ANZEIGE
ANZEIGE
ANZEIGE
| 01:15 Uhr

Holzdorfs Helikopter über Raum Babimost

Babimost (Polen).. Mehr als 7000 deutsche, holländische und französische Soldaten befinden sich gegenwärtig auf polnischem Gebiet, unweit der Stadt Babimost. Ihre militärische Übungs-Aufgabe ist es noch bis Ende des Monats, gemeinsam mit polnischen Einheiten fiktive Einsatzszenarios zu trainieren. Von Sven Gückel

Im Mittelpunkt des unter dem Namen „Gainful Sword 2003“ ablaufenden Nato-Manövers mit 4500 Soldaten steht dabei die 11. Luftbewegliche Brigade der Niederlande, die im Rahmen der Übung ihre Einsatzfähigkeit nach Nato-Kriterien aufzeigen muss. Unterstützung aus deutscher Sicht erhält sie hierfür unter anderem durch die Heeresfliegerunterstützungsstaffel 1 aus Holzdorf / Schönewalde.

Station bereits gewechselt
Major Norman Sterlow war sichtlich zufrieden. Innerhalb weniger Stunden hatte ein Vortrupp seiner Staffel das neue Zeltlager aufgeschlagen, das sich unmittelbar neben der Runway des Feldflugplatzes Babimost befindet. 80 Kilometer im Landesinneren gelegen, ist es bereits die zweite Station der Holzdorfer während dieser internationalen Übung. Nachdem sie anfänglich kaserniert in Jaworze untergebracht waren, galt es nun das Leben im Felde zu trainieren. Kein Spaziergang bei nächtlichen Temperaturen von zehn Grad Minus. Selbst der gesteppte Schlafsack kann dann nur noch wenig wärmen. Doch mit diesen Bedingungen können die Unterstellten des Staffelchefs gut umgehen. Dafür sei man halt Soldat. Essen aus der Konserve, Flaggenparaden im Scheinwerferlicht und menschliche Bedürfnisse im Dixi ergänzen die Liste des Nichtalltäglichen. Die Tagesabläufe der Heeresfliegerstaffel unterscheiden sich indessen kaum.

Gesamten Flugverkehr im Blick
Sieben Uhr morgens Antreten zum Appell, anschließend Briefing der Offiziere im Gefechtsstandzelt. Dabei galt es zu klären, wie das Wetter der kommenden Stunden wird, welche Flüge für die Piloten anstehen, ob der Luftverkehr Besonderheiten aufweist. Vor allem Letzteres ist für die Hubschrauberpiloten wichtig. „Eisenhaltige Luft“ nennen sie es treffend, wenn ihre BO 105 gemeinsam mit holländischen Maschinen der Typen Apache, Chinook und Congar oder den polnischen MI 8 und MI 17 den Luftraum bevölkern.
Die Aufgabe der deutschen Heeresflieger ist dabei klar umrissen. Sie fungieren als Verbindungsflieger, befördern Generäle, Übungsschiedsrichter und „VIPs“ an jeden gewünschten und genehmigten Ort. Zu den außergewöhnlichen Fluggästen der Staffel gehörte am Donnerstag auch Hollands Kronprinz Wilhelm Alexander, der als Offizier und Vorgesetzter sich das Manöver aus der Nähe anschauen wollte. Das Zeltlager der Bundeswehreinheit unterscheidet sich auf den ersten Blick kaum von bisher Bekanntem.

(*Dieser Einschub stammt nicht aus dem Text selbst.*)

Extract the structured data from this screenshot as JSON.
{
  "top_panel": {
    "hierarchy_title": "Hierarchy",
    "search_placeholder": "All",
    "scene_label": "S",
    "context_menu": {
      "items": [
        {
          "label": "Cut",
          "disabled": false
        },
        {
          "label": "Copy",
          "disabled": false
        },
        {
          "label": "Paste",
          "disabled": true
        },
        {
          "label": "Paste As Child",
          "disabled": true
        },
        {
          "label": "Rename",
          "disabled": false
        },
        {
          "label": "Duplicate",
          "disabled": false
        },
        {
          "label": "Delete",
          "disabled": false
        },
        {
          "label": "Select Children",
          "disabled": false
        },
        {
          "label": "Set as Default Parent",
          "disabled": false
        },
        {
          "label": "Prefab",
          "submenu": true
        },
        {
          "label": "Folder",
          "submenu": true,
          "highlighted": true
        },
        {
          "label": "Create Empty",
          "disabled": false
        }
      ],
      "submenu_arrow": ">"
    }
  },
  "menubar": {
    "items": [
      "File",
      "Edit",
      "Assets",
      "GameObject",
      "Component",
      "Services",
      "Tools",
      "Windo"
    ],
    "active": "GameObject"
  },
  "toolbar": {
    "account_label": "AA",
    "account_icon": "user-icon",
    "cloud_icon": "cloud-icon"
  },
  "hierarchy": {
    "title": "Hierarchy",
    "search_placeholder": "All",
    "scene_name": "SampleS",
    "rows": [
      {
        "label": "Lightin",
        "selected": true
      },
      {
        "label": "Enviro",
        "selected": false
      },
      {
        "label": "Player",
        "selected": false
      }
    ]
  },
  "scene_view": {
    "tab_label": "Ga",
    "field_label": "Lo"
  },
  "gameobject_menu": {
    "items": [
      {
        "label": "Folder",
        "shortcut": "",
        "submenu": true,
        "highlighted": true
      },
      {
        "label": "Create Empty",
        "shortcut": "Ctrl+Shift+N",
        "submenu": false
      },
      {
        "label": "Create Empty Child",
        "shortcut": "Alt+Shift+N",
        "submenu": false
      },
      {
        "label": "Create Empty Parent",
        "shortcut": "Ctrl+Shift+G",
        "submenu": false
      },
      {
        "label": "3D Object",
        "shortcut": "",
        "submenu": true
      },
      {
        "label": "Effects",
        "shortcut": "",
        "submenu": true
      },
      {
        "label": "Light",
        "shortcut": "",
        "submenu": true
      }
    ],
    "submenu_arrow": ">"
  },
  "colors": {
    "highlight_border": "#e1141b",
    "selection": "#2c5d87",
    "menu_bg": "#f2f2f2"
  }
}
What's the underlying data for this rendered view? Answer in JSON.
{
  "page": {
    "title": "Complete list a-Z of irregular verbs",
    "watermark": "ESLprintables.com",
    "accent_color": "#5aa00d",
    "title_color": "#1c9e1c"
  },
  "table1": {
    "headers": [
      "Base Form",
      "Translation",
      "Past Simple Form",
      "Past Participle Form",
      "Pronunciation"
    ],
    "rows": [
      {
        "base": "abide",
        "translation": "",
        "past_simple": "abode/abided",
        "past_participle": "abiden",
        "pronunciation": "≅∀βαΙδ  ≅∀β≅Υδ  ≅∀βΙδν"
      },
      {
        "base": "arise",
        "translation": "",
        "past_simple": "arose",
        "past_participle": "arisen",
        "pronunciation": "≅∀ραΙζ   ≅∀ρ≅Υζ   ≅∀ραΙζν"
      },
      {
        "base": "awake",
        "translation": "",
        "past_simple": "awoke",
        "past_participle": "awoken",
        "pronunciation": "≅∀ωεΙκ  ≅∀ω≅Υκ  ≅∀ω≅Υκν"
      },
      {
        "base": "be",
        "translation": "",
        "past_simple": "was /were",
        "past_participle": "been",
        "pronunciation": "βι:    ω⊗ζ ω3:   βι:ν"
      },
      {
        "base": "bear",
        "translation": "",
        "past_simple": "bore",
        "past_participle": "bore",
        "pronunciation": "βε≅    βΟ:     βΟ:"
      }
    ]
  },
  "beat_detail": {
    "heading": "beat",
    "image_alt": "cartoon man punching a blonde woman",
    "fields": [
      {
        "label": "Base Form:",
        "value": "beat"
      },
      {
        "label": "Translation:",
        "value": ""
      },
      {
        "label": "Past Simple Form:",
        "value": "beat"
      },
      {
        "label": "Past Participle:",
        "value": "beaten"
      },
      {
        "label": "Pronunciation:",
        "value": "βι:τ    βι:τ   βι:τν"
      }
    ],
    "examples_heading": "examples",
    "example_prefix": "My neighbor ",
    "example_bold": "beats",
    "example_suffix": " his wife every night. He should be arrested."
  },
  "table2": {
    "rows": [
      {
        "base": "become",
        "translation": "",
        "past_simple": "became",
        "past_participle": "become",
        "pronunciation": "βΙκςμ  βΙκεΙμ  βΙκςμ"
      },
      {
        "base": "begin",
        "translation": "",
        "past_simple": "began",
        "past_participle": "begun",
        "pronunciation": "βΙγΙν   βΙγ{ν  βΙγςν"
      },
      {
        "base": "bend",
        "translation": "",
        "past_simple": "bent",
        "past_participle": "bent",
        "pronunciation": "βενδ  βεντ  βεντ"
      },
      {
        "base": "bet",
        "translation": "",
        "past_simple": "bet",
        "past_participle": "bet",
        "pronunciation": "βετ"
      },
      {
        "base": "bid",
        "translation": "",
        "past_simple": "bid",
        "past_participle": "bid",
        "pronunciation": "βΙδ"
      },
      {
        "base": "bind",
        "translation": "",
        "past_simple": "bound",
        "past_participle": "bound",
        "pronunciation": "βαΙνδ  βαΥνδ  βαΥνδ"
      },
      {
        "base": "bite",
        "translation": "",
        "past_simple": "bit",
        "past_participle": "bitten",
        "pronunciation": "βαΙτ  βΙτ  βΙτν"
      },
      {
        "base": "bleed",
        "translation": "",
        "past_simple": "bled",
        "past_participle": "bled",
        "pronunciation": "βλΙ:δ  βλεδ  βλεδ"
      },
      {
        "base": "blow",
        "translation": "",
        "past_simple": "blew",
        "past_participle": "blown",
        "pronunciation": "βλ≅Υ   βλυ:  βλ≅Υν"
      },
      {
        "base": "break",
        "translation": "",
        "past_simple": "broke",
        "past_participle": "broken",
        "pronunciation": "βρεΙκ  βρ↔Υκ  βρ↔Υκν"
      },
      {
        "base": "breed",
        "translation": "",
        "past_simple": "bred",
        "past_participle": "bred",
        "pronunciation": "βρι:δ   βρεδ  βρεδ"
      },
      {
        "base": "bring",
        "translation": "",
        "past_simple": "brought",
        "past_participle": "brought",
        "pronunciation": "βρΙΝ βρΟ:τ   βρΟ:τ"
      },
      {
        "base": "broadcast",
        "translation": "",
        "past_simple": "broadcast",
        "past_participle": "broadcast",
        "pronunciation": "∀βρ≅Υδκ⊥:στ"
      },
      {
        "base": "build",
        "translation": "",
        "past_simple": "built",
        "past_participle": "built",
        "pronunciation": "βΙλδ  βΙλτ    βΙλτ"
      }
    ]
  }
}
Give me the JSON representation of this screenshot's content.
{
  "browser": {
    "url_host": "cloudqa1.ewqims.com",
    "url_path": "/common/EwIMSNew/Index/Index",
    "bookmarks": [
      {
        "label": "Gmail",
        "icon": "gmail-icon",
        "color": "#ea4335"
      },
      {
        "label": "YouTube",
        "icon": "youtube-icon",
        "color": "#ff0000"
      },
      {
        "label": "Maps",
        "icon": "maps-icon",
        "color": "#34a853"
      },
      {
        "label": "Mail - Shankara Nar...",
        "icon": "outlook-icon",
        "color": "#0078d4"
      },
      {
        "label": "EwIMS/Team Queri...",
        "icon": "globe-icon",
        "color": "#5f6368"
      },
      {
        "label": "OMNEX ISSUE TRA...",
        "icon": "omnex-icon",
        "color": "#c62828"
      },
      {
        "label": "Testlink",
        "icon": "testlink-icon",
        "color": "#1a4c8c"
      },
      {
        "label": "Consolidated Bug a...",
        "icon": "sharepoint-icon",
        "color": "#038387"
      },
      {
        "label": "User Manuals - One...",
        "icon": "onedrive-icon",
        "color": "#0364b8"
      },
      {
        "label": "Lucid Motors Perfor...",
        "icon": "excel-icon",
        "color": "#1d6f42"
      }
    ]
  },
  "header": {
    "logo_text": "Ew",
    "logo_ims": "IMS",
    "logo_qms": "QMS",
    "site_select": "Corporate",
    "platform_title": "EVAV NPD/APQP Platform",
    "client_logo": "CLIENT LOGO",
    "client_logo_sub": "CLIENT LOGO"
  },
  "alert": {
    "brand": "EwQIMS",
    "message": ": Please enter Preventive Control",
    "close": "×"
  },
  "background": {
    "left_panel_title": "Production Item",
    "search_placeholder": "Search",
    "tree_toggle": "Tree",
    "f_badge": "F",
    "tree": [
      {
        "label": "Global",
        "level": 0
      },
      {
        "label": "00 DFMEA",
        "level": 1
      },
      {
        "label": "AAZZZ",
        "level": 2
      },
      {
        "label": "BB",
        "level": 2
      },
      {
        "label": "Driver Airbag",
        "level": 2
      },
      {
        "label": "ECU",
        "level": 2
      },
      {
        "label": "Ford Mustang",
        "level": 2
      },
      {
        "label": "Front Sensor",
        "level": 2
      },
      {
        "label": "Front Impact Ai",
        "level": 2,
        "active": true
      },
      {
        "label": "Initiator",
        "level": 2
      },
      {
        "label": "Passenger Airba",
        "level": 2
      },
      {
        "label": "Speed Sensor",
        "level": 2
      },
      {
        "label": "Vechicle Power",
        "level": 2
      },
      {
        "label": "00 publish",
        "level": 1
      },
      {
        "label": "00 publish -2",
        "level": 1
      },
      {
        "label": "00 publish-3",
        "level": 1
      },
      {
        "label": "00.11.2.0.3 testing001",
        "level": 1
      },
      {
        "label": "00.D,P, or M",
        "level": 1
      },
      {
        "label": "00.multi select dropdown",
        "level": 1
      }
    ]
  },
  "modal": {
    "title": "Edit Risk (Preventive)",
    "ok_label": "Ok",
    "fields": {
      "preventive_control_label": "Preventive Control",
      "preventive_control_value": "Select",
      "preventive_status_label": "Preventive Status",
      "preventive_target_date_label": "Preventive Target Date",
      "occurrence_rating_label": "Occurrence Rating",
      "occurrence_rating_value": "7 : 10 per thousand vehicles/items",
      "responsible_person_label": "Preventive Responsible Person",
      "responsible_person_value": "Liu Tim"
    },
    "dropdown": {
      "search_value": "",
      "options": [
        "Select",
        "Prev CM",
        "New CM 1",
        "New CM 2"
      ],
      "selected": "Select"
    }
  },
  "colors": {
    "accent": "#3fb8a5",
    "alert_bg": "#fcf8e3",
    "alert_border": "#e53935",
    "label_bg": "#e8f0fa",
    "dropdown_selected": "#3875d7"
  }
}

Eingefasst in unzählige Rollen Stacheldraht und nur zugänglich durch einen Checkpoint, ist es bei näherem Betrachten aber doch nicht mit der Vergangenheit vergleichbar. Nicht mehr in kriegerischer Absicht sei man im Einsatz, sondern im Rahmen friedenserhaltender Maßnahmen - so wie es die Neuausrichtung der Bundeswehr vorgibt. Aufwendiges Tarnen von Objekten und Fahrzeugen entfällt daher bewusst ebenso, wie das Einschwärzen der Gesichter. Nach Sterlows Worten ist das Feldlager eines mit erweitertem Aufgabenfeld. „Es könnte in gleicher Weise auch in Afghanistan oder anderswo in der Welt stehen.“ Denn auch dort gilt die Devise: „Flagge zeigen“ .

Auch Kuchenbacken ist erlaubt
Unterdessen wird nicht nur bei der Erfüllung der militärischen Aufgaben mit den Nato-Partnern eng zusammen gearbeitet, sondern auch auf dem Nachschubweg. Essensrationen und Treibstoffnachschub der Heeresflieger kommen daher ebenso aus dem holländischen Lager. Lediglich das Backen von Kuchen ist erlaubt - und wird regelmäßig praktiziert.